11 Jan 2019
Parsing logs faster with Rust, continued
Previously, I wrote about parsing logs 230x faster using Rust. Since publishing that post, I’ve discovered some new information! Here’s what I’ve learned.
First, several people argued that that it is unfair to use Python inside Apache Spark as the base case. Either Python or Ruby by itself is capable of processing logs much faster than Python scripts that have to go through the Spark APIs while running in a Hadoop cluster. That’s… kind of true. Python or Ruby by itself can manage much more than 525 records/second/cpu. For me, the problem was that I had too many records to process on a single CPU, and needed an automatic way to parallelize the work. AWS Glue was the first thing I stumbled across, so I tried using it.
The next thing I discovered is that I was benchmarking the Rust code completely wrong. Running time cargo run --release
always invokes the Cargo compilation cycle, which takes a lot of time. Instead, I should have been doing something like cargo build --release && time ./kirby
. I’ve resolved that issue by writing a script to benchmark kirby commits using the fantastic benchmarking tool (also written in Rust) called Hyperfine.
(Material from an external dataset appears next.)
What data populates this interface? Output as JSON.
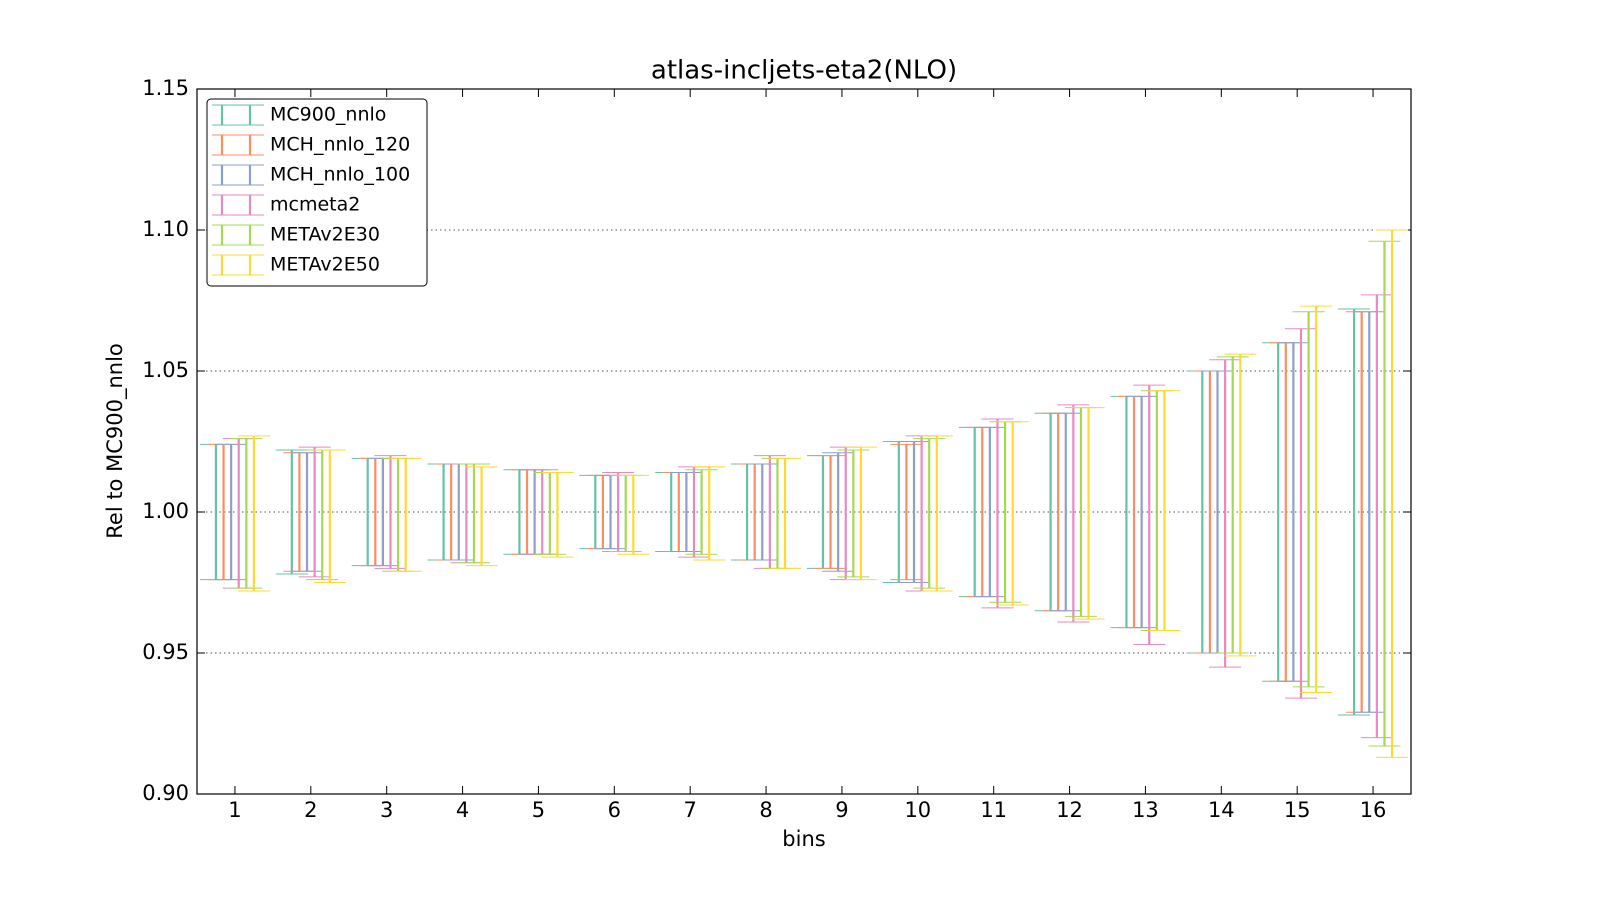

After removing the overhead from Cargo, I discovered I was wildly underselling how fast the Rust log parser was.
Finally, random people on the internet made a bunch of suggestions after my original post. Most of the suggestions were not super clear wins based on benchmarking, but when all of them were combined the overall result was definitely faster. The two biggest changes were using CoW strings with Serde and reducing backtracking inside the regex.
After combining all of the suggestions, the final result was a pretty dramatic improvement. The previous code processed the example log file in 4.001 seconds, but the latest commit takes just 2.875 seconds. That’s a 28% improvement!
After removing the call to Cargo, and applying all of the suggested optimizations, the result is a bit more stark than it was last time:
~525 records/second/cpu in Python on Apache Spark in AWS Glue
13,760 records/second/cpu in Ruby
353,374 records/second/cpu in Rust
That’s a total of 673x faster than the AWS Glue script, and still 25.7x faster than a single-threaded Ruby script. (And the Ruby script is using a JSON library and a Regex library both written in C!).
I’ve been really impressed with the Rust community, providing not just helpful suggestions but even sending PRs with benchmarks showing the exact improvements for their changes. If you think you can improve things even more, I’d love to hear from you.